2. Speculation and Anxiety
Every day, the market does a hard job trying to balance greed and fear. However, at the end of the day, fear always predominates. Investors are quick to abandon any investment with the slightest perceived risk. For instance, the sovereign-debt crisis that began with Greece and Iceland threatens to spread across the globe. As a result, fearful investors are taking precaution and moving assets from weakening currencies such as euro into gold. In addition, the Dow’s 1000-point dive in May 2010 demonstrated to investors how extremely vulnerable paper assets are. Although the stock market recovered from the 2008/09 dark hole, some stock market analysts think that it is overbought and about to come in terms with the painful reality.
3. Market Demand
The US Federal Reserve has maintained virtually zero interest rates, without a hint of a hike any time soon, subsequently lowering the opportunity cost of purchasing gold. Investors’ reaction has been astonishing; with eagerness, leaving the US Mint with no option but to ration popular bullion commodities just to meet the overwhelming demand. If anything, gold’s value is not derived from its industrial applications, but from the fact that it is universally accepted as a stable and safe store of value. Therefore, as long as the public continue to lose trust for debased paper currencies, the demand for gold will continue to rise exponentially.
4. The Dollar Fluctuation
The worldwide flee from risky assets and the unwinding bets placed with borrowed dollars have benefited the dollar. It has come as a surprise to many who believed that increased government spending as well as a subsiding US economy would maim the dollar. However, it turns out the dollar’s health remains largely dependent on foreigner’s thirst for US assets, which will reduce with faltering of the economy and the government’s continuous injection of additional liquidity. The weakening of the dollar, policy reflation, and plentiful liquidity will be major topics for debate in the future.
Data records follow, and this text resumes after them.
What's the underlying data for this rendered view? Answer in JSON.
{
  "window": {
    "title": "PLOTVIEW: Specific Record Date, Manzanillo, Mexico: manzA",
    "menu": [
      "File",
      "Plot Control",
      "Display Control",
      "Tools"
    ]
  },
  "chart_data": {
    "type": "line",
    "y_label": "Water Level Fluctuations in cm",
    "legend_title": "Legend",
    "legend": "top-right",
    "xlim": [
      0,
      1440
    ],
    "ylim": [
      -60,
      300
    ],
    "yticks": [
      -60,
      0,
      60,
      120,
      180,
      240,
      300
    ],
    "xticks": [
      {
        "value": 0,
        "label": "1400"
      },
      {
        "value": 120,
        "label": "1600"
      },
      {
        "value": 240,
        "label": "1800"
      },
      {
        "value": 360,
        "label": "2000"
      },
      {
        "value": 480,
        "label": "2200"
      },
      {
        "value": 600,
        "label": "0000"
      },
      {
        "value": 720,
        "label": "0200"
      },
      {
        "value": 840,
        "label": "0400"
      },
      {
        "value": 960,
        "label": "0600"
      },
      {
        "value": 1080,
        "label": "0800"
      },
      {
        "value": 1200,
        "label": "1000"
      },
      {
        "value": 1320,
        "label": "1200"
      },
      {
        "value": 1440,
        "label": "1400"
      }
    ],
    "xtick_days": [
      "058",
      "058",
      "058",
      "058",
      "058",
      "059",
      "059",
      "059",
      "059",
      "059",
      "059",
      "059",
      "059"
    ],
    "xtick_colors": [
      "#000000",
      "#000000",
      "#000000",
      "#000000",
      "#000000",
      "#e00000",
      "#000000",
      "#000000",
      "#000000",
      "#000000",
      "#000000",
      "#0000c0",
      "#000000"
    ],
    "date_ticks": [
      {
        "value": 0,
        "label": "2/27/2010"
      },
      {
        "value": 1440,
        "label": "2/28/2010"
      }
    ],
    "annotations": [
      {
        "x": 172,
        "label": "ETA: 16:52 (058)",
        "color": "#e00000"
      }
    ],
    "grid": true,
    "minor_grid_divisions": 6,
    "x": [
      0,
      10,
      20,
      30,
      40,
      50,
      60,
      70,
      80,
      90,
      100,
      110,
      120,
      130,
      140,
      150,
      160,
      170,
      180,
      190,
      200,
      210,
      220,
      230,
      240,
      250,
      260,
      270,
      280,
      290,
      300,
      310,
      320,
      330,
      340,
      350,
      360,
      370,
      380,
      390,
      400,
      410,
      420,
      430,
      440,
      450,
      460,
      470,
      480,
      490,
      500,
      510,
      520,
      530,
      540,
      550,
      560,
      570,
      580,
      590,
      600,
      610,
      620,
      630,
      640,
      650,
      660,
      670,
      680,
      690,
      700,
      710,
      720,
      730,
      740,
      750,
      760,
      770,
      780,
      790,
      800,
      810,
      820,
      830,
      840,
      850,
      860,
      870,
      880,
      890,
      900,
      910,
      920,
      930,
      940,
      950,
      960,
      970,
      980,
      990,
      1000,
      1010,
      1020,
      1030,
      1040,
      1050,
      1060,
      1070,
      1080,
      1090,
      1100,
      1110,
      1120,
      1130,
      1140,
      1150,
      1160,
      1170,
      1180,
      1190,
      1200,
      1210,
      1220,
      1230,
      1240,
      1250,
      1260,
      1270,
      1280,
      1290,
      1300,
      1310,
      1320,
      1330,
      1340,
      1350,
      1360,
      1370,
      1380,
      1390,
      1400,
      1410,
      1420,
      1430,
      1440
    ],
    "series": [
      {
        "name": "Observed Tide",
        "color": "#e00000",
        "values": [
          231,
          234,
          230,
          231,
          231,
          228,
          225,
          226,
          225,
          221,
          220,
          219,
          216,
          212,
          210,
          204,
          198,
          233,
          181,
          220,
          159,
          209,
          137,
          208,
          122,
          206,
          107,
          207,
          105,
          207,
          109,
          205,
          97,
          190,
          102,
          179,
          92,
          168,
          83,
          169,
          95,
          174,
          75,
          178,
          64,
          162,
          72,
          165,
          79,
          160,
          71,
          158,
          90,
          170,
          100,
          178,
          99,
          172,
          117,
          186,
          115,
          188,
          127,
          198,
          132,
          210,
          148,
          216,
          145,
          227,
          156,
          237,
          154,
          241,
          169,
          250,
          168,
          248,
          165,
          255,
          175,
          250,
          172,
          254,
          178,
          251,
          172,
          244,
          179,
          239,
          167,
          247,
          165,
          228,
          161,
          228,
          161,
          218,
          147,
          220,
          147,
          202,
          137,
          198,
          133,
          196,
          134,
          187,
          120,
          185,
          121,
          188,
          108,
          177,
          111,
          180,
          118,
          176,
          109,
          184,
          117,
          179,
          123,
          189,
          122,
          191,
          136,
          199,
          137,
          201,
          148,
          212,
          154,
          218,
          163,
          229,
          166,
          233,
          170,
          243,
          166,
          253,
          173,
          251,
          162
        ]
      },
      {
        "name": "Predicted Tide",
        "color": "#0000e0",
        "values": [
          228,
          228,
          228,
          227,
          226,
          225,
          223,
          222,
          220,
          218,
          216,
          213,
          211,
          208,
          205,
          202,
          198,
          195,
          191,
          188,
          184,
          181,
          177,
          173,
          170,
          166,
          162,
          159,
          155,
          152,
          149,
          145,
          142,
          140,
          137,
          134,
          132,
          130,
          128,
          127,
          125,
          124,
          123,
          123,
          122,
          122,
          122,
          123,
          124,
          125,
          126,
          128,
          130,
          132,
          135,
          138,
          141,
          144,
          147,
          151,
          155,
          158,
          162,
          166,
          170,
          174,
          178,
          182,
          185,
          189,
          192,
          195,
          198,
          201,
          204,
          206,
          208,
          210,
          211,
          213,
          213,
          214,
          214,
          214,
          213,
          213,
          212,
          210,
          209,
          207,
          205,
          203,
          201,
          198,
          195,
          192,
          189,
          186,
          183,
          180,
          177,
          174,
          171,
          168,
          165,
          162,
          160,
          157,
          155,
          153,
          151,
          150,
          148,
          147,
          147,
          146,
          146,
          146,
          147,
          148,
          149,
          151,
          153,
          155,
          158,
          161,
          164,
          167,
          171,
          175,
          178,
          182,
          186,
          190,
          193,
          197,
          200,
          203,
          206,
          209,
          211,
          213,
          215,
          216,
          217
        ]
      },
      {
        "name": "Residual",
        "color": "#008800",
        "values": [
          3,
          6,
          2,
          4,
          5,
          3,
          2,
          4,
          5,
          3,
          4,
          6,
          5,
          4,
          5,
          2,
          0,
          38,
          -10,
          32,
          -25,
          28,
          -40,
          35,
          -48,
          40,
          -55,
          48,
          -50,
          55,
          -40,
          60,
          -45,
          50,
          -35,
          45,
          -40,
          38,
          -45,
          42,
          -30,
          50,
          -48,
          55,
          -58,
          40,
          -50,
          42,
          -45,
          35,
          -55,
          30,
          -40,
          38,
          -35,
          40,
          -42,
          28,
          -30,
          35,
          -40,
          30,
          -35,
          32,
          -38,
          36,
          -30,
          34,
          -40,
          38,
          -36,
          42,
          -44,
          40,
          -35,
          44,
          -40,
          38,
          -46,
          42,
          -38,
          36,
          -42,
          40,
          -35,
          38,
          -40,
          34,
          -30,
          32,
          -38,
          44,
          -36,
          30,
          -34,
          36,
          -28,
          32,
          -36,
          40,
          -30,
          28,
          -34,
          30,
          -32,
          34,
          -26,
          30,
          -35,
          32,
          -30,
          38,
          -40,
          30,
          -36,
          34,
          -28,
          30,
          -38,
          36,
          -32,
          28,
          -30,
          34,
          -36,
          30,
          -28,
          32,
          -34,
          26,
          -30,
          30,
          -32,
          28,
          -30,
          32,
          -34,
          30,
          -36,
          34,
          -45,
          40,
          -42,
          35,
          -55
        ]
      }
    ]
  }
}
The cure of deflation as opposed to deflation itself greatly benefits gold. With time, the market will get over deflation issues and focus on inflation – gold’s real inflection point. The Federal Reserve, the Swiss National Bank, the Bank of England, and the European central banks have all radically increased their balance sheets. Voluminous money supply growth will have so much money splashing through the system, generating a potentially terrible inflation. Historical factors such as low US interest rates, dollar weakness, and the Federal Reserve’s long-term inflationary pressures tossing trillions of dollars at the US economy provide an ample environment for tangible assets such as gold. More reasons to invest in gold.